- Nasib populasi satwa yang namanya diberi embel-embel jawa, semua nyaris punah.
- Kehilangan habitat menjadi ancaman serius bagi keberlangsungan satwa endemik jawa.
- Pulau jawa, hanya menyisakan sekitar 24 persen hutan saja untuk menopang kebutuhan hidup 150 juta penduduk.
- Proteksi habitat mampu menjadi jembatan antara satwa dan manusia. Tujuannya agar ekosistem terjaga.
Barangkali jangan tanyakan nasib populasi satwa yang namanya diberi embel-embel jawa. Semua nyaris punah: macan tutul jawa, badak jawa, owa jawa, surili jawa, lutung jawa, ataupun elang jawa. Keberlanjutan nafas mereka bergantung pada kesediaan hutan Jawa yang kopong.
Awal Agustus lalu, pelepasliaran primata endemik kembali dilakukan. Konservasi Sumber Daya Alam (BBKSDA) Jawa Barat bersama The Aspinall Foundation Indonesia Program (TAF-IP) melepas sepasang Surili jawa hasil rehabilitasi di Cagar Alam Gunung Burangrang, Jawa Barat.
Gunanya, tentu saja untuk memperkuat populasi dengan cara re-introduksi di alam. Apalagi populasi primata endemik itu diprediksi tersisa sekitar 6.000 individu tersebar di Jawa bagian barat dan tengah.

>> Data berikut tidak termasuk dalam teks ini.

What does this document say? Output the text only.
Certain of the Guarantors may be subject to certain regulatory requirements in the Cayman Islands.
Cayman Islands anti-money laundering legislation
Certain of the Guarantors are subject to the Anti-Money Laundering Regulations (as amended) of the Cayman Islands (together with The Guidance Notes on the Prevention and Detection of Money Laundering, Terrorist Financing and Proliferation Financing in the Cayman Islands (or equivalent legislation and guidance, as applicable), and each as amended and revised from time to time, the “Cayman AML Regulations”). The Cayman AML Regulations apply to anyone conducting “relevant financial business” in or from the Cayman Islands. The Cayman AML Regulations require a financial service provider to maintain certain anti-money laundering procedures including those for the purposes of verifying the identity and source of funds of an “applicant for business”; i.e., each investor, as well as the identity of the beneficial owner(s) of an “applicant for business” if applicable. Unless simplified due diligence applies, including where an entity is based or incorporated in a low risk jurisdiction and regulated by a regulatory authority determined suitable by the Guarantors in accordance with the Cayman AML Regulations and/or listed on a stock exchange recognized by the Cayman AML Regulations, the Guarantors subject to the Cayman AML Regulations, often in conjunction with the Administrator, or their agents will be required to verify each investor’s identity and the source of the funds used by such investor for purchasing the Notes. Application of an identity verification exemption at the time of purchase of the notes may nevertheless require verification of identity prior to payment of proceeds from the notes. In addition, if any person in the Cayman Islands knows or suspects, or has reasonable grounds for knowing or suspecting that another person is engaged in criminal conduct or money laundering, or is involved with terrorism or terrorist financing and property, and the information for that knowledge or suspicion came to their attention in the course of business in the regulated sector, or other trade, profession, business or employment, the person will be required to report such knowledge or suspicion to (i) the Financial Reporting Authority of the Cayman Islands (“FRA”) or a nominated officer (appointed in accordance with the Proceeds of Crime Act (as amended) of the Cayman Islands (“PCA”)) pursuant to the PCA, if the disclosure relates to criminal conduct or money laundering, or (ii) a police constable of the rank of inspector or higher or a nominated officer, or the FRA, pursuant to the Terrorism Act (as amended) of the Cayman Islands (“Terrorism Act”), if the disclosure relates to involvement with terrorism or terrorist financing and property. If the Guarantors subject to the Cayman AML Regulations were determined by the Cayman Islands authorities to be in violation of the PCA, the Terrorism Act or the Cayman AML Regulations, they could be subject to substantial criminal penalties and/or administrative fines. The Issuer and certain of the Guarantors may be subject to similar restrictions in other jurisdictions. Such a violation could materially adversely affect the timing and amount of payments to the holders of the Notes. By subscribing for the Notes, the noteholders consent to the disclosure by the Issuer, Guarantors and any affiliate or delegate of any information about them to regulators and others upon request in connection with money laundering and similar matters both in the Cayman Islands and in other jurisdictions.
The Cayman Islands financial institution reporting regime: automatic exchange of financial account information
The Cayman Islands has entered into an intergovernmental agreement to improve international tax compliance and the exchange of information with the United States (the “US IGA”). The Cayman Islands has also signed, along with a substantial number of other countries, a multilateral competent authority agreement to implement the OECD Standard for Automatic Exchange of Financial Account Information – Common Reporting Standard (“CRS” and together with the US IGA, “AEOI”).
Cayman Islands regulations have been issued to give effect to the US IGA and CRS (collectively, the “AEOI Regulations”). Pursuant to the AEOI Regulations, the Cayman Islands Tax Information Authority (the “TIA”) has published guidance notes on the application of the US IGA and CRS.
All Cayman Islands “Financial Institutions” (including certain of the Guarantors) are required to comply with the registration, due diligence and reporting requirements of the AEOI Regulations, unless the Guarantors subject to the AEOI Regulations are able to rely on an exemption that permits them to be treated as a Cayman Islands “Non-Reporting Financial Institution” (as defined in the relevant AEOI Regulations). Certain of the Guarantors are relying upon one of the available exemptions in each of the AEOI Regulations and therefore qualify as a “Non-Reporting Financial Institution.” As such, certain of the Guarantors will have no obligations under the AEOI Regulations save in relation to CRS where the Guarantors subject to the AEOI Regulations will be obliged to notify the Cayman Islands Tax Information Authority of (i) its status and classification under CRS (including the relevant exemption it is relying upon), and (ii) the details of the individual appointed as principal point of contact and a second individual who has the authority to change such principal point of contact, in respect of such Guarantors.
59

Sejak tahun 2011, TAF-IP mencatat sudah meliarkan 217 individu primata hasil rehabilitasi. Terdiri dari 49 Owa jawa, 20 Lutung jawa dan 14 Surili, dan 134 lutung Jawa jenis Jawa Timur. Nyaris seluruhnya merupakan satwa sitaan dari perdagangan ilegal dan perburuan.
Ditangkap, direhabilitasi dan dilepasliarkan lagi ke alam demikianlah siklus hidup primata masa kini. Celakanya lagi tren memelihara satwa malah dimaknai sebagai gaya hidup yang “konservatif”. Sungguh pemaknaan keliru.
baca : Penurunan Populasi Satwa Dilindungi: Suramnya Nasib Penghuni Hutan Jawa
Padahal menurut Kepala Perawat Satwa TAF-IP, Sigit Ibrahim, rehabilitasi satwa butuh ongkos besar. Setidaknya butuh waktu 2-3 tahun untuk sampai melepasliarkan sepasang surili kemarin itu. Belum lagi upaya penentuan lokasi lepas liar yang rigid.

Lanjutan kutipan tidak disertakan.